While creating the instance, add the following Custom TCP Ports to the default security settings:

Port Range Source Description
80 0.0.0.0/0, ::/0 HTTP
443 0.0.0.0/0, ::/0 HTTPS
27017 0.0.0.0/0, ::/0 MongoDB

After creating and ssh-ing to the instance, you can install all application dependencies, process the sample data, and start the web server with the following commands.

sudo yum update -y
sudo yum groupinstall "Development Tools" -y

##
# Node
##

curl -o- https://raw.githubusercontent.com/creationix/nvm/v0.32.0/install.sh | bash
. ~/.nvm/nvm.sh
nvm install 6.10.0
node -v

##
# Mongo
##

sudo touch /etc/yum.repos.d/mongodb-org-3.4.repo
sudo vim /etc/yum.repos.d/mongodb-org-3.4.repo

# paste the following:
[mongodb-org-3.4]
name=MongoDB Repository
baseurl=https://repo.mongodb.org/yum/amazon/2013.03/mongodb-org/3.4/x86_64/
gpgcheck=1
enabled=1
gpgkey=https://www.mongodb.org/static/pgp/server-3.4.asc

sudo yum install -y mongodb-org
sudo service mongod start
sudo chkconfig mongod on

##
# Python dependencies
##

sudo yum install libxml2-devel libxslt-devel python-devel -y
wget https://repo.continuum.io/archive/Anaconda2-4.1.1-Linux-x86_64.sh
bash Anaconda2-4.1.1-Linux-x86_64.sh

# accept the license agreement and default install location
source ~/.bashrc
which conda
rm Anaconda2-4.1.1-Linux-x86_64.sh

# create a virtual environment for your Python dependencies
conda create --name 3.5 python=3.5
source activate 3.5

# obtain app source and install Python dependencies
git clone https://github.com/YaleDHLab/intertext
cd intertext
pip install -r requirements.txt --user

##
# Intertext
##

# install node dependencies
npm install

# process texts
npm run detect-reuse

# start the server
npm run production

After running these steps (phew!), you should be able to see the application at http://YOUR_INSTANCE_IP:7092. To make the service run on a different port, specify a different port in server/config.json.
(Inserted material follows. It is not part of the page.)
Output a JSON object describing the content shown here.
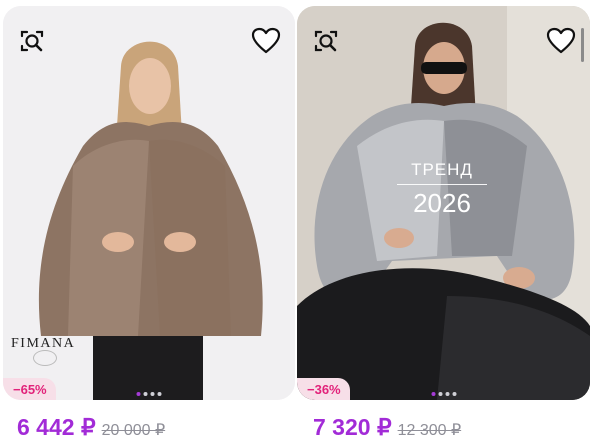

To forward requests for http://YOUR_INSTANCE_IP to port 7092, run:

sudo iptables -t nat -A PREROUTING -p tcp --dport 80 -j REDIRECT --to-ports 7092

Then users can see your application at http://YOUR_INSTANCE_IP without having to state a port.

Ubuntu Troubleshooting

If you are on Ubuntu and encounter difficulties with the Conda-provided Node, you can try:

sudo apt install nodejs
sudo apt install nodejs-legacy

(The last of these ensures /usr/bin/node actually calls /usr/bin/nodejs, which is required for the version of webpack used here.)